Новгородец только фыркнул в ответ и мотнул головой так, что на лицо с лязгом свалилось носатое забрало.
На то, как друзья изображали бульдозер, стоило посмотреть. Горчаков, правда, получил при этом концом палаша по шлему, да так, что в глазах сверкнуло. Но дело они сделали: одного монгола сбили с ног, троих отбросили и прижали к стене. Неприятельский строй был разорван, со всех сторон на помощь кинулись свои, и в два десятка секунд все было кончено.
Потом Горчаков осмотрел монголов, которых оглушил дубовым бруском в самом начале. Четверо пребывали без сознания, но судя по пульсу, должны были очнуться. Пятый....
– М-да, перестарался я, – констатировал Олег летальный исход. – Итак, что мы имеем? – начал подводить он итоги. – Десять связанных здесь, плюс четыре сотника там и к ним переводчик. А внизу, сколько пленников? – громко спросил Горчаков, обращаясь ко всем сразу.
– Мы эта, погорячились малость, – повинился один из новгородцев, – двоих взяли только, а остальных того... порубили.
– Ладно, – махнул рукой Олег, – с кем не бывает.
Назначив людей стеречь пленных, он повел остальных к церкви. На улице воинов ждала печальная картина – село Спасское заканчивало свое существование. Сначала погибли жители, а теперь полыхали их дома. Пламя гигантских костров гудело и рвалось ввысь. В серое зимнее небо поднимались клубы черного дыма, в воздухе кружились хлопья сажи. Кроме изб горели и примыкавшие к ним постройки.

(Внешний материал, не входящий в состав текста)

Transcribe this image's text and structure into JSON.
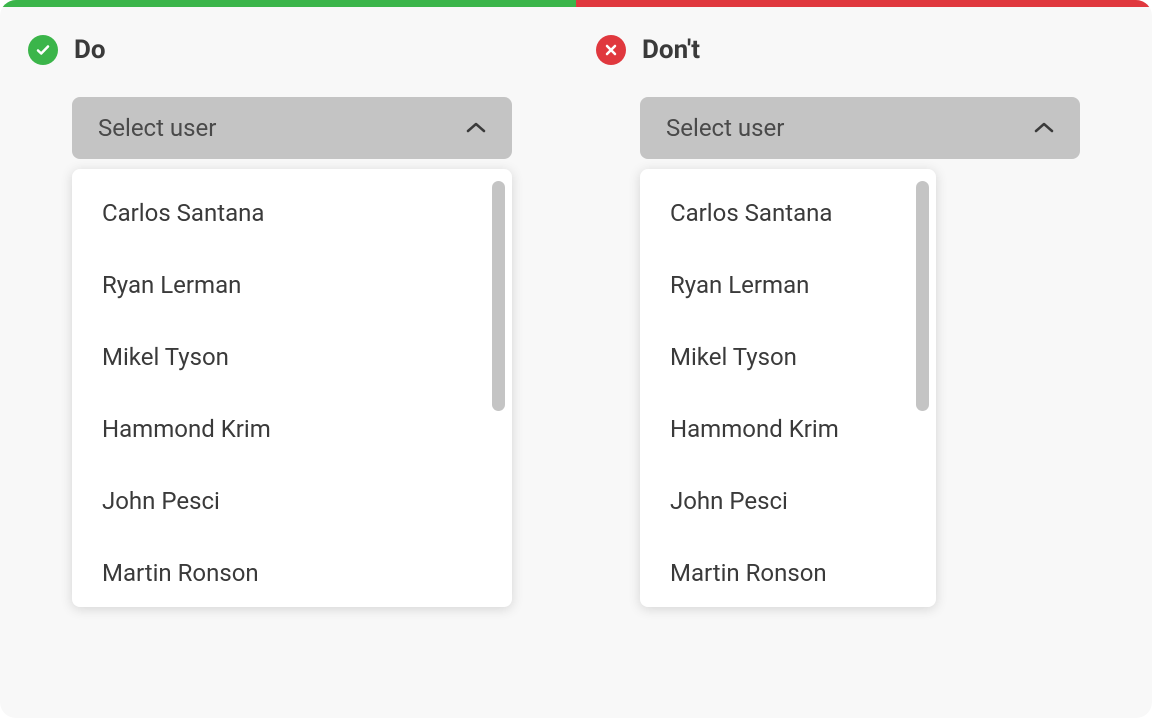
{
  "do": {
    "title": "Do",
    "select_label": "Select user",
    "items": [
      "Carlos Santana",
      "Ryan Lerman",
      "Mikel Tyson",
      "Hammond Krim",
      "John Pesci",
      "Martin Ronson"
    ]
  },
  "dont": {
    "title": "Don't",
    "select_label": "Select user",
    "items": [
      "Carlos Santana",
      "Ryan Lerman",
      "Mikel Tyson",
      "Hammond Krim",
      "John Pesci",
      "Martin Ronson"
    ]
  },
  "colors": {
    "green": "#3BB54A",
    "red": "#E0383E"
  }
}
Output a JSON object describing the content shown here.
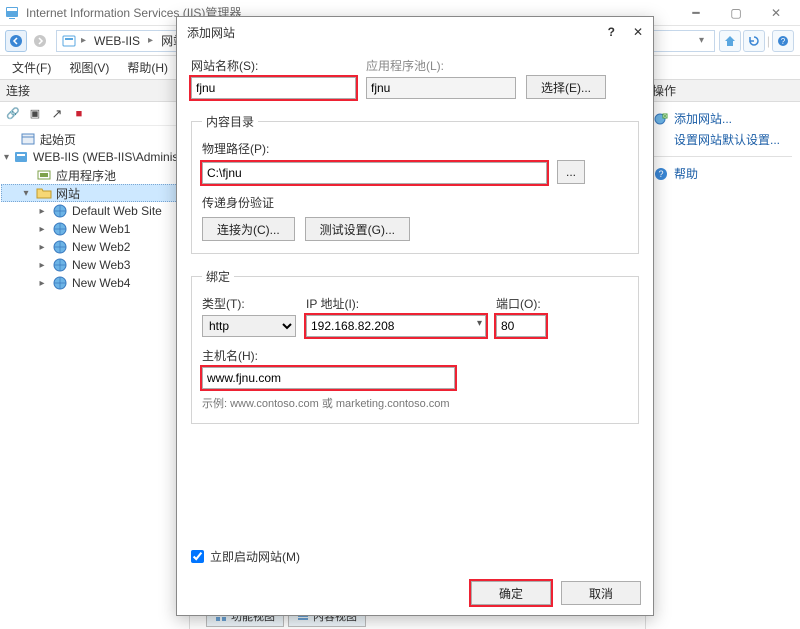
{
  "window": {
    "title": "Internet Information Services (IIS)管理器",
    "color_accent": "#1a5da6",
    "color_highlight_red": "#e23"
  },
  "address": {
    "crumbs": [
      "WEB-IIS",
      "网站"
    ],
    "back_enabled": true,
    "forward_enabled": false
  },
  "menubar": [
    "文件(F)",
    "视图(V)",
    "帮助(H)"
  ],
  "left_panel": {
    "header": "连接",
    "toolbar_icons": [
      "link-reconnect-icon",
      "expand-icon",
      "collapse-icon",
      "stop-icon"
    ],
    "tree": {
      "start_page": "起始页",
      "server": "WEB-IIS (WEB-IIS\\Administrat",
      "app_pools": "应用程序池",
      "sites_node": "网站",
      "sites": [
        "Default Web Site",
        "New Web1",
        "New Web2",
        "New Web3",
        "New Web4"
      ]
    }
  },
  "right_panel": {
    "header": "操作",
    "actions": {
      "add_site": "添加网站...",
      "set_defaults": "设置网站默认设置...",
      "help": "帮助"
    }
  },
  "dialog": {
    "title": "添加网站",
    "labels": {
      "site_name": "网站名称(S):",
      "app_pool": "应用程序池(L):",
      "select_btn": "选择(E)...",
      "content_dir": "内容目录",
      "physical_path": "物理路径(P):",
      "browse_btn": "...",
      "passthrough": "传递身份验证",
      "connect_as": "连接为(C)...",
      "test_settings": "测试设置(G)...",
      "binding": "绑定",
      "type": "类型(T):",
      "ip": "IP 地址(I):",
      "port": "端口(O):",
      "host": "主机名(H):",
      "example": "示例: www.contoso.com 或 marketing.contoso.com",
      "start_immediately": "立即启动网站(M)",
      "ok": "确定",
      "cancel": "取消"
    },
    "values": {
      "site_name": "fjnu",
      "app_pool": "fjnu",
      "physical_path": "C:\\fjnu",
      "type": "http",
      "ip": "192.168.82.208",
      "port": "80",
      "host": "www.fjnu.com",
      "start_immediately_checked": true
    }
  },
  "bottom_tabs": {
    "features": "功能视图",
    "content": "内容视图"
  }
}
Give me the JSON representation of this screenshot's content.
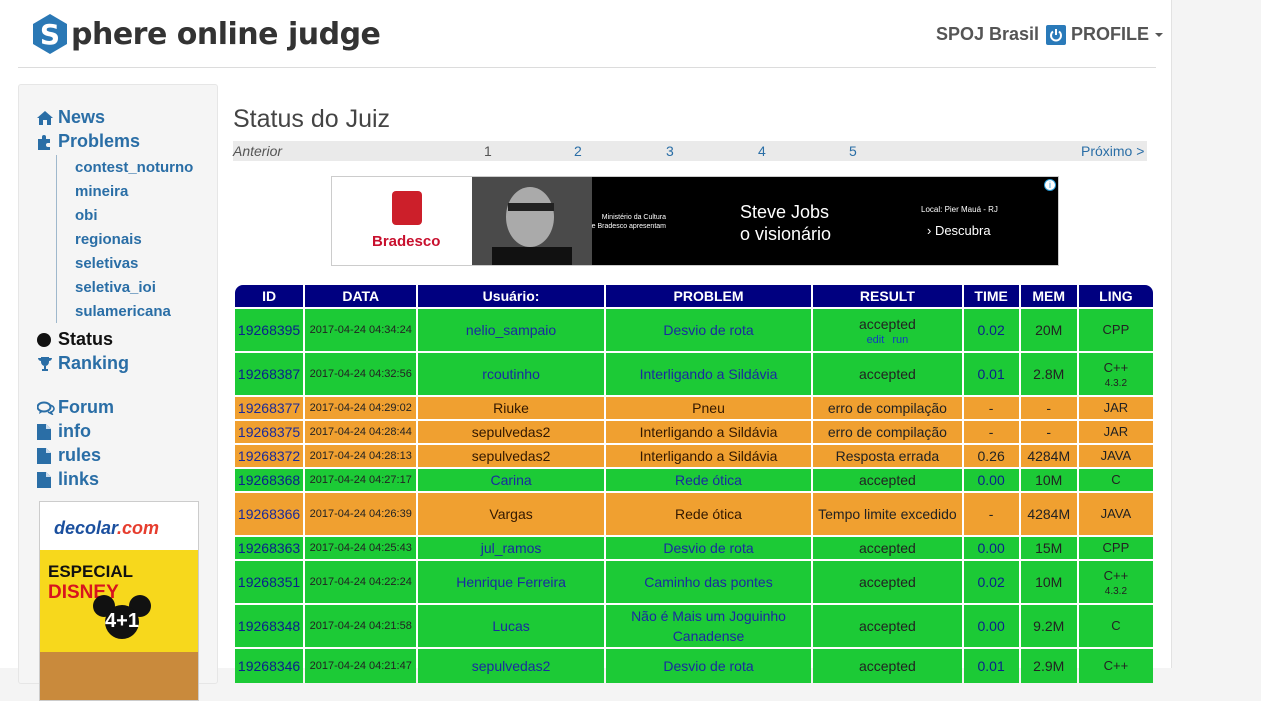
{
  "header": {
    "logo_letter": "S",
    "logo_text": "phere online judge",
    "brand_link": "SPOJ Brasil",
    "profile_label": "PROFILE"
  },
  "sidebar": {
    "main_items": [
      {
        "label": "News",
        "icon": "home-icon"
      },
      {
        "label": "Problems",
        "icon": "puzzle-icon"
      }
    ],
    "sub_items": [
      "contest_noturno",
      "mineira",
      "obi",
      "regionais",
      "seletivas",
      "seletiva_ioi",
      "sulamericana"
    ],
    "lower_items": [
      {
        "label": "Status",
        "icon": "circle-icon"
      },
      {
        "label": "Ranking",
        "icon": "trophy-icon"
      }
    ],
    "extra_items": [
      {
        "label": "Forum",
        "icon": "comments-icon"
      },
      {
        "label": "info",
        "icon": "file-icon"
      },
      {
        "label": "rules",
        "icon": "file-icon"
      },
      {
        "label": "links",
        "icon": "file-icon"
      }
    ],
    "ad": {
      "brand": "decolar",
      "brand_suffix": ".com",
      "headline": "ESPECIAL",
      "headline2": "DISNEY",
      "promo": "4+1"
    }
  },
  "main": {
    "title": "Status do Juiz",
    "pager": {
      "prev": "Anterior",
      "pages": [
        "1",
        "2",
        "3",
        "4",
        "5"
      ],
      "next": "Próximo >"
    },
    "banner": {
      "bank": "Bradesco",
      "small_text_1": "Ministério da Cultura",
      "small_text_2": "e Bradesco apresentam",
      "title_1": "Steve Jobs",
      "title_2": "o visionário",
      "location": "Local: Pier Mauá - RJ",
      "cta": "› Descubra"
    },
    "table": {
      "headers": [
        "ID",
        "DATA",
        "Usuário:",
        "PROBLEM",
        "RESULT",
        "TIME",
        "MEM",
        "LING"
      ],
      "rows": [
        {
          "id": "19268395",
          "date": "2017-04-24 04:34:24",
          "user": "nelio_sampaio",
          "problem": "Desvio de rota",
          "result": "accepted",
          "links": [
            "edit",
            "run"
          ],
          "time": "0.02",
          "mem": "20M",
          "lang": "CPP",
          "lang_ver": "",
          "status": "ok"
        },
        {
          "id": "19268387",
          "date": "2017-04-24 04:32:56",
          "user": "rcoutinho",
          "problem": "Interligando a Sildávia",
          "result": "accepted",
          "links": [],
          "time": "0.01",
          "mem": "2.8M",
          "lang": "C++",
          "lang_ver": "4.3.2",
          "status": "ok"
        },
        {
          "id": "19268377",
          "date": "2017-04-24 04:29:02",
          "user": "Riuke",
          "problem": "Pneu",
          "result": "erro de compilação",
          "links": [],
          "time": "-",
          "mem": "-",
          "lang": "JAR",
          "lang_ver": "",
          "status": "ko"
        },
        {
          "id": "19268375",
          "date": "2017-04-24 04:28:44",
          "user": "sepulvedas2",
          "problem": "Interligando a Sildávia",
          "result": "erro de compilação",
          "links": [],
          "time": "-",
          "mem": "-",
          "lang": "JAR",
          "lang_ver": "",
          "status": "ko"
        },
        {
          "id": "19268372",
          "date": "2017-04-24 04:28:13",
          "user": "sepulvedas2",
          "problem": "Interligando a Sildávia",
          "result": "Resposta errada",
          "links": [],
          "time": "0.26",
          "mem": "4284M",
          "lang": "JAVA",
          "lang_ver": "",
          "status": "ko"
        },
        {
          "id": "19268368",
          "date": "2017-04-24 04:27:17",
          "user": "Carina",
          "problem": "Rede ótica",
          "result": "accepted",
          "links": [],
          "time": "0.00",
          "mem": "10M",
          "lang": "C",
          "lang_ver": "",
          "status": "ok"
        },
        {
          "id": "19268366",
          "date": "2017-04-24 04:26:39",
          "user": "Vargas",
          "problem": "Rede ótica",
          "result": "Tempo limite excedido",
          "links": [],
          "time": "-",
          "mem": "4284M",
          "lang": "JAVA",
          "lang_ver": "",
          "status": "ko"
        },
        {
          "id": "19268363",
          "date": "2017-04-24 04:25:43",
          "user": "jul_ramos",
          "problem": "Desvio de rota",
          "result": "accepted",
          "links": [],
          "time": "0.00",
          "mem": "15M",
          "lang": "CPP",
          "lang_ver": "",
          "status": "ok"
        },
        {
          "id": "19268351",
          "date": "2017-04-24 04:22:24",
          "user": "Henrique Ferreira",
          "problem": "Caminho das pontes",
          "result": "accepted",
          "links": [],
          "time": "0.02",
          "mem": "10M",
          "lang": "C++",
          "lang_ver": "4.3.2",
          "status": "ok"
        },
        {
          "id": "19268348",
          "date": "2017-04-24 04:21:58",
          "user": "Lucas",
          "problem": "Não é Mais um Joguinho Canadense",
          "result": "accepted",
          "links": [],
          "time": "0.00",
          "mem": "9.2M",
          "lang": "C",
          "lang_ver": "",
          "status": "ok"
        },
        {
          "id": "19268346",
          "date": "2017-04-24 04:21:47",
          "user": "sepulvedas2",
          "problem": "Desvio de rota",
          "result": "accepted",
          "links": [],
          "time": "0.01",
          "mem": "2.9M",
          "lang": "C++",
          "lang_ver": "",
          "status": "ok"
        }
      ]
    }
  },
  "colors": {
    "accepted": "#1cca36",
    "error": "#f0a030",
    "header": "#000080",
    "link": "#2a6ea6"
  }
}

– Черт! Да это же хлева! – дернулся Горчаков и тут же успокоился, заметив в стороне от пожарищ стадо коров. – Лоханулся я, – признал Олег, – а суздальцы молодцы! Обо всем позаботились.
Среди коров Горчаков разглядел несколько овец и коз.
– Ага! – обрадовался он. – Не всю живность монголы поели, будет и нам шикарный обед.
Тридцать пять воинов Олег оставил в селе на тот случай, если монголы выломают церковные двери, но этого пока не случилось.
– Ну что здесь, Ратмир? – спросил Горчаков старшего над суздальской дружиной.
– Сначала вороги в дверь колотились, – ответил воин, – а мы бревна придерживали, чтобы в сторону не сползли. А потом невмоготу стало, из под дверей дым полез, до того ядреный! Кто его вдохнул, насилу прокашлялись. А заодно и эти, – Ратмир указал на резные двери, – стучать перестали.
– Бойцы! – гаркнул Олег командирским тоном. – Тьфу, блин! Опять армию вспомнил, – прошипел он и тут же поправился. – Вои! Слушай меня! Стрелкам взять луки и встать перед храмом, полукругом, в тридцати шагах! Остальным встать позади новгородцев!
Дождавшись выполнения команды, Горчаков послал шестерых воинов открыть церковные окна, по человеку на окно. Этот момент он продумал заранее, поэтому мешки с соломой были обвязаны веревками, концы которых свисали вдоль бревенчатых стен, как крысиные хвосты.
Как только выдернули затычки, из узких окон повалили густые клубы белого дыма.
Олег прохаживался перед строем и поглядывал на церковь. Мороз жал вовсю. Под ногами поскрипывал снег. Края шлема от дыхания покрылись инеем. Горчаков надел под дублет толстый свитер, а под штаны теплое трико, но все равно закоченел в своем железе и мечтал о куцей крестьянской шубейке, которую так и не успел сменить на что-то, более подходящее и приличное воеводе.
Наконец, клубы дыма сменились туманными струйками.
– Приготовиться к бою! Открывайте двери! – скомандовал Олег и опустил глухое забрало.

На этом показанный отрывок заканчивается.